In tossicodipendenti umani, l'esposizione a stimoli o ambienti che sono stati precedentemente associati con l'assunzione di farmaco-farmaco associato può innescare una ricaduta durante l'astinenza. Inoltre, varie sfide ambientali possono esacerbare questo effetto, così come continuo aumento l'assunzione del farmaco.
La procedura che descriviamo qui mette in evidenza l'impatto di una sfida comune ambientale, restrizione alimentare, il desiderio di droga che si esprime come un aumento della ricerca di droga nei ratti astinenti.
I ratti sono impiantati con cateteri endovenosi iv croniche, e quindi addestrati a premere una leva per iv eroina per un periodo di 10-12 giorni. Dopo la fase di auto-somministrazione di eroina i ratti vengono rimossi dalle camere di condizionamento operante e ospitati nella struttura di cura degli animali per un periodo di almeno 14 giorni. Mentre un gruppo viene mantenuta sotto un accesso illimitato al cibo (gruppo sazio), un secondo gruppo (gruppo FDR) è esposto a una mild regime alimentare restrizione che provoca loro peso corporeo mantenuto al 90% del loro peso corporeo nonrestricted. Il giorno 14 di restrizione alimentare i ratti vengono trasferiti di nuovo per l'ambiente farmaco-formazione, e una prova di ricerca della droga è gestito in condizioni di estinzione (ad esempio. Presse a leva non comportino la consegna di eroina).

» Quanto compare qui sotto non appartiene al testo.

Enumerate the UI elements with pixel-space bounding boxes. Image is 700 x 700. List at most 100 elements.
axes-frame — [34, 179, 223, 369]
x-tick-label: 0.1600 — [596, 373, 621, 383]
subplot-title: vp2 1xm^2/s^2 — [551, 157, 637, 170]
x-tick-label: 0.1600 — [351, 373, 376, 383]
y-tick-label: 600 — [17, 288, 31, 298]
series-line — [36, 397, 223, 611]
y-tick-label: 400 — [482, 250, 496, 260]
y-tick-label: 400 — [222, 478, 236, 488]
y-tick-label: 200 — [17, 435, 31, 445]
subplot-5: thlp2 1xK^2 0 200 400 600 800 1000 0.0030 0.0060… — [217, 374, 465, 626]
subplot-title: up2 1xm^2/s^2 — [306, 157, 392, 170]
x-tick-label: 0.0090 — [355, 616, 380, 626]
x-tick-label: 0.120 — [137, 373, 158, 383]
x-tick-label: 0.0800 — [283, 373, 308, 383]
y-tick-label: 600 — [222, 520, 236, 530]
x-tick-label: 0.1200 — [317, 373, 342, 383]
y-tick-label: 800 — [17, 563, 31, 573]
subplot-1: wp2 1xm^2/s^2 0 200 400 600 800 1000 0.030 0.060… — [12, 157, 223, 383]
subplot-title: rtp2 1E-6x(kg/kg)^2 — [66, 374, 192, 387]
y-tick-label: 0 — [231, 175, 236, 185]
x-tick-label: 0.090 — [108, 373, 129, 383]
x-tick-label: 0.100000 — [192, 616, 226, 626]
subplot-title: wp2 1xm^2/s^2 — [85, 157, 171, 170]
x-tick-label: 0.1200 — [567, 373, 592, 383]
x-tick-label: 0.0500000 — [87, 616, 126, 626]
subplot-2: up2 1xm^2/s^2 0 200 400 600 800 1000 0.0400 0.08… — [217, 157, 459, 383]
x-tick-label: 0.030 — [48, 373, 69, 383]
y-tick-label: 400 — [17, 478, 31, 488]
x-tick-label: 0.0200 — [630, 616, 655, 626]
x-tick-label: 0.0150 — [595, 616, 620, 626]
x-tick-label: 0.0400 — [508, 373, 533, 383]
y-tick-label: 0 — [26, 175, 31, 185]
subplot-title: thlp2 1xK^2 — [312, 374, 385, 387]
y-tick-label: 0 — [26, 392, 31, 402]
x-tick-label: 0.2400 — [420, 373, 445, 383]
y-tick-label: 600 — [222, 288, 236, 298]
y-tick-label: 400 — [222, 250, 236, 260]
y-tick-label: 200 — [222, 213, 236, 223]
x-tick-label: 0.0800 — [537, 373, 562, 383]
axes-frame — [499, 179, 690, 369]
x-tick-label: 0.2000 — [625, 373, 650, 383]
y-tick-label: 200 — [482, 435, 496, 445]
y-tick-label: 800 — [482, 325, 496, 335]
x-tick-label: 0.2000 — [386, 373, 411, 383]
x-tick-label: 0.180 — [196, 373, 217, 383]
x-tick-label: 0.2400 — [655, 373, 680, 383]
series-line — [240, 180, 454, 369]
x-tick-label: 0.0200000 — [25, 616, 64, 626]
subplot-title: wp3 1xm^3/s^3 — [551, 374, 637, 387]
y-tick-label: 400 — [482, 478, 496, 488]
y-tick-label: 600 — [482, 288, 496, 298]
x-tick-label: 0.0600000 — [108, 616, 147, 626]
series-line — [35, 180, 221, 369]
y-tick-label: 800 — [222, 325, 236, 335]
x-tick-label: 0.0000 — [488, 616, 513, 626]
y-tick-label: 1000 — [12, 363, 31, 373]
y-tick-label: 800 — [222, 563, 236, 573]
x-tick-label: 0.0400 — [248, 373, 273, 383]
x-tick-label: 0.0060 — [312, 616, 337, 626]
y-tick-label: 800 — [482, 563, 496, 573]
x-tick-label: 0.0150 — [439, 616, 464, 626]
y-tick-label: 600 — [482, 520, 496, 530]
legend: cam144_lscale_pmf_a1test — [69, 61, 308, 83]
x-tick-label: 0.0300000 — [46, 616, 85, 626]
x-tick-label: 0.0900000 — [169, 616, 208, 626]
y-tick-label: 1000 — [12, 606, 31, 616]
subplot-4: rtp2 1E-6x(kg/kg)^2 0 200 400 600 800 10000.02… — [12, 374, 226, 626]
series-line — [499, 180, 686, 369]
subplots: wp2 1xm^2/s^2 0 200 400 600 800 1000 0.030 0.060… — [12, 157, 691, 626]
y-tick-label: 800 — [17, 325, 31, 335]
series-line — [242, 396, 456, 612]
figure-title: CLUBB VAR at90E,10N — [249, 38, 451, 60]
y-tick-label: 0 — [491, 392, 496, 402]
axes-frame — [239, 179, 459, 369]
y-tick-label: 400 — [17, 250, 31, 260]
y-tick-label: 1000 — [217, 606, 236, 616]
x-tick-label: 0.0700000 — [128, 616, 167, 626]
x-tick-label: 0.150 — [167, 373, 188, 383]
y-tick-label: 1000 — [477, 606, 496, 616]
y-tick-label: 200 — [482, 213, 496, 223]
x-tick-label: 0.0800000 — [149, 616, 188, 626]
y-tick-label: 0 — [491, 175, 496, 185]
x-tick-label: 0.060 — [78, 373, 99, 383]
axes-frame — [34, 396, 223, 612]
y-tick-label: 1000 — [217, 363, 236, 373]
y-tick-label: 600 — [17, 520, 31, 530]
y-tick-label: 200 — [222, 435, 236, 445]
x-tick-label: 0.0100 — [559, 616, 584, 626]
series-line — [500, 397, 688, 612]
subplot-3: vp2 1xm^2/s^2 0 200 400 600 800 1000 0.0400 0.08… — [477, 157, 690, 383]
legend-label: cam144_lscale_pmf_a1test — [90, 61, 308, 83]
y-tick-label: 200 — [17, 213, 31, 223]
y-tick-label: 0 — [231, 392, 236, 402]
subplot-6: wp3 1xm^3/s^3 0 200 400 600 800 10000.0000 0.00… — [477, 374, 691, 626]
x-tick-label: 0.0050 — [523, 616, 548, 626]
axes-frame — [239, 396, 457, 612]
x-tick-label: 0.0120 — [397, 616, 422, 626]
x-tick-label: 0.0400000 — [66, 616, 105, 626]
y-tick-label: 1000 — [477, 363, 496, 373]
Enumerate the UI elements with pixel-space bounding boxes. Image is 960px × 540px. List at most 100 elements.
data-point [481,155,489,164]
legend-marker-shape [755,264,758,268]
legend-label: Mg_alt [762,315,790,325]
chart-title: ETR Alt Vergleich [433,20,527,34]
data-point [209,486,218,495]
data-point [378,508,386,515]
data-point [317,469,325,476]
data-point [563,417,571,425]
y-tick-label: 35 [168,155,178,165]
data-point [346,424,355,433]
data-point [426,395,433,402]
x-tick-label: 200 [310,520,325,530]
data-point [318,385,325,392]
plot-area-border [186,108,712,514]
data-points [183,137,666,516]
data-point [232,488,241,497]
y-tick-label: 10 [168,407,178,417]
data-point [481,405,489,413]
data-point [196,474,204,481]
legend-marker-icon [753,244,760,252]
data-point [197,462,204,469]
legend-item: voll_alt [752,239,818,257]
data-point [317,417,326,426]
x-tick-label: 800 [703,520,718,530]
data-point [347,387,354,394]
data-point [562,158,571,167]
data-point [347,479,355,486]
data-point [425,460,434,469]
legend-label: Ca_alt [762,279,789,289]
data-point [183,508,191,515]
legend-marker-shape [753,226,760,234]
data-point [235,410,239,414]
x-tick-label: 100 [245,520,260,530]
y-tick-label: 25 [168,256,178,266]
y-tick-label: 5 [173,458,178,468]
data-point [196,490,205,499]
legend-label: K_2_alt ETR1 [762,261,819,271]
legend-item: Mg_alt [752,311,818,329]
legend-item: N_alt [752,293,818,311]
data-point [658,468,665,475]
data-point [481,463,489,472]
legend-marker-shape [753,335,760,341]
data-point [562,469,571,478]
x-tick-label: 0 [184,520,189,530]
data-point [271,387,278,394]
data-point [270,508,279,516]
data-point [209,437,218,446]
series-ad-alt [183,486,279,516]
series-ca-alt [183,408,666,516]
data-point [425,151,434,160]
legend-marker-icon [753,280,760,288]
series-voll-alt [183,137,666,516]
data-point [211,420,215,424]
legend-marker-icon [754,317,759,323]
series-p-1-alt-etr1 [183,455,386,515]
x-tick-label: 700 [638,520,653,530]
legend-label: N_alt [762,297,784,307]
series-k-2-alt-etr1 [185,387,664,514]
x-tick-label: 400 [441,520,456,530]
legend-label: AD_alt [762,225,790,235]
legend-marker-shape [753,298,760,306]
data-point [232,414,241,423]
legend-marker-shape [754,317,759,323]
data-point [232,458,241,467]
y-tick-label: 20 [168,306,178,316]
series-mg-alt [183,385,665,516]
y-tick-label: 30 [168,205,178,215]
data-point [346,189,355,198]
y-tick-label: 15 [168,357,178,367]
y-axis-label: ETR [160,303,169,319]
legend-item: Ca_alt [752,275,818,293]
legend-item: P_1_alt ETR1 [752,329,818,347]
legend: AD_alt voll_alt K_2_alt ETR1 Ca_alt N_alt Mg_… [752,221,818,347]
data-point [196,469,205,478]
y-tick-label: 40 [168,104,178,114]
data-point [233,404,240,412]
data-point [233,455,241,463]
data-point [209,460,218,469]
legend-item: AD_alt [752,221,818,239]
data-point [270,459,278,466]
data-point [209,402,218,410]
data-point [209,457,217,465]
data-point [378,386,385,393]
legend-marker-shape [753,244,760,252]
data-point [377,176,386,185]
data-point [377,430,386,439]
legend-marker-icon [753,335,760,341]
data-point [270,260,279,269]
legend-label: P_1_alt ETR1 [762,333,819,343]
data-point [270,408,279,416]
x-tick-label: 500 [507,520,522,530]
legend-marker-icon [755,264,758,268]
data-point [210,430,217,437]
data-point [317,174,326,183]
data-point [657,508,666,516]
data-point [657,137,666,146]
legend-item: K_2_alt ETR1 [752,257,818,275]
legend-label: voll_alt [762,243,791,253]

La procedura qui presentata si traduce in un estremamente robusto aumento di eroina ricerca sulla giornata di test nei ratti alimentari limitato. Inoltre, rispetto alle manipolazioni acute privazione alimentare abbiamo usato prima, la procedura attuale è un modello più clinicamente rilevante per l'impatto della restrizione calorica sulla ricerca di droga. Inoltre, potrebbe essere più vicino alla condizione umana come i ratti non sono tenuti a passare attraverso una fase di estinzione, la formazione prima della prova di ricerca della droga, che è una componente integrante della procedura di reintegrazione popolare.